Chances are your benefits clients are among the growing number of employers who have shifted – or plan to shift – the responsibility for covering health care costs in retirement to their employees. Clearly, millions of American workers will find themselves financially vulnerable in retirement.
If you offer health savings accounts (HSAs) or health reimbursement arrangements (HRAs) you might be able to address this problem, by giving employers a way to use proven benefits vehicles to help employees cover the post-retirement health care costs not covered by Medicare. Here are ideas about three ways to do that.
1.Give workers accurate information about what their post-retirement out-of-pocket costs might look like.
Most Americans are unprepared and uninformed about how these costs can add up. According to a 2013 survey conducted by AARP, few adults in their 50s and 60s have begun saving for the health care costs they may incur during their retirement years. Only about one-third (36 percent) report having a plan — and savings — in place to help cover health care costs in retirement.
The Fidelity Investments Retirement Savings Assessment found that, among pre-retirees ages 55-64, nearly half (48 percent) believe they only need about $50,000 to pay for their individual health care costs in retirement. Fidelity estimates the average couple retiring today could expect to spend more than $220,000 on health care expenses over the course of their retirement. That estimate does not include the cost of long-term care or dental care.

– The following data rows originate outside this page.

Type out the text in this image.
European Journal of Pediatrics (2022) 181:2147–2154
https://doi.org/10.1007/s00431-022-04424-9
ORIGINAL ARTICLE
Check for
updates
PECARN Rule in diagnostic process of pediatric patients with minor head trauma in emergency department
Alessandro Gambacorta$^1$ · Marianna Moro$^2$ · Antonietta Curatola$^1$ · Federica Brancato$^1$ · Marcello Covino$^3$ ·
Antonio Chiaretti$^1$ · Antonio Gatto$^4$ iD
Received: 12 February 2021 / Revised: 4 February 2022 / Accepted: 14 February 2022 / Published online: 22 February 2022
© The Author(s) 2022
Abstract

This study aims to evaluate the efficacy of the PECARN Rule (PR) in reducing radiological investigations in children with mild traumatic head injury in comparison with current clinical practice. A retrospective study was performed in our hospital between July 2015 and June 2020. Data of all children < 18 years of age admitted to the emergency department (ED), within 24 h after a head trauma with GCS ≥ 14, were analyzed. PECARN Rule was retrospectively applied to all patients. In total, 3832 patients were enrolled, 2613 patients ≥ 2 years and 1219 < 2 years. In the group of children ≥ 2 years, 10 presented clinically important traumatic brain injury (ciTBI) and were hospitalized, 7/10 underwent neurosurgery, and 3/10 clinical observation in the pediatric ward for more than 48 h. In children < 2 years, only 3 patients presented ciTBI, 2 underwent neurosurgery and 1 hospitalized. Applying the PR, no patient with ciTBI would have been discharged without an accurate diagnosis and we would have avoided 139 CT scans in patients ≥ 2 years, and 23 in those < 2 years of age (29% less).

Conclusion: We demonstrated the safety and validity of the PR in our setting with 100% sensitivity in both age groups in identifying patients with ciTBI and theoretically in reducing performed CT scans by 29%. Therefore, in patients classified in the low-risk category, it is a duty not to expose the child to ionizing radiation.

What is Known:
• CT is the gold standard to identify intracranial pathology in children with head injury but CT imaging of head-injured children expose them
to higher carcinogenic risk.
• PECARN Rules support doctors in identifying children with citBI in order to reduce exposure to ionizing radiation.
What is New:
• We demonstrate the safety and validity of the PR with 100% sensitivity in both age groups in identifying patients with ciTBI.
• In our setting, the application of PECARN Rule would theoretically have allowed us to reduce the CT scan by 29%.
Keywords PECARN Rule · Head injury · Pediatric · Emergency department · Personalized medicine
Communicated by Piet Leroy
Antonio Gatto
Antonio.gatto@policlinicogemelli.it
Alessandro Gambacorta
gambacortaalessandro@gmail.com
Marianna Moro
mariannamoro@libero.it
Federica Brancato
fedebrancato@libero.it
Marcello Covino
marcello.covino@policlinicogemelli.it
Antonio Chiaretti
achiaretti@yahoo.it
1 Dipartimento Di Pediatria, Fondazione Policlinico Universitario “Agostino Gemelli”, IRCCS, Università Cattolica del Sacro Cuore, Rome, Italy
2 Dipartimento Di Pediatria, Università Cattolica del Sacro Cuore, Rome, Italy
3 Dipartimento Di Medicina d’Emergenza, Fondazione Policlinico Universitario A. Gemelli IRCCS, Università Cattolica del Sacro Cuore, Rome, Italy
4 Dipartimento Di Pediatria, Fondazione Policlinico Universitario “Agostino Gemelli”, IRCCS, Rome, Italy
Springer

2. Help your employer client and the employees use an HSA as retirement savings tool
Paired with the required qualifying high-deductible health plan (HDHP), an HSA can be a smart health care financing tool. A client can use it both to cover medical expenses now and to help cover future Medicare Parts B and D premiums, co-pays, and deductibles on a tax-advantaged basis. Workers ages 55 to 65 can accelerate their HSA contributions by $1,000 a year, giving them the opportunity to “catch up” on savings for retirement health care. And, if a post-65 individual is not eligible for or enrolled in Medicare, coverage under a qualified HDHP lets the individual continue to be eligible to make HSA contributions.
Speaking of contributions, the employee, the employer, or a combination of both can make tax-free contributions to the account.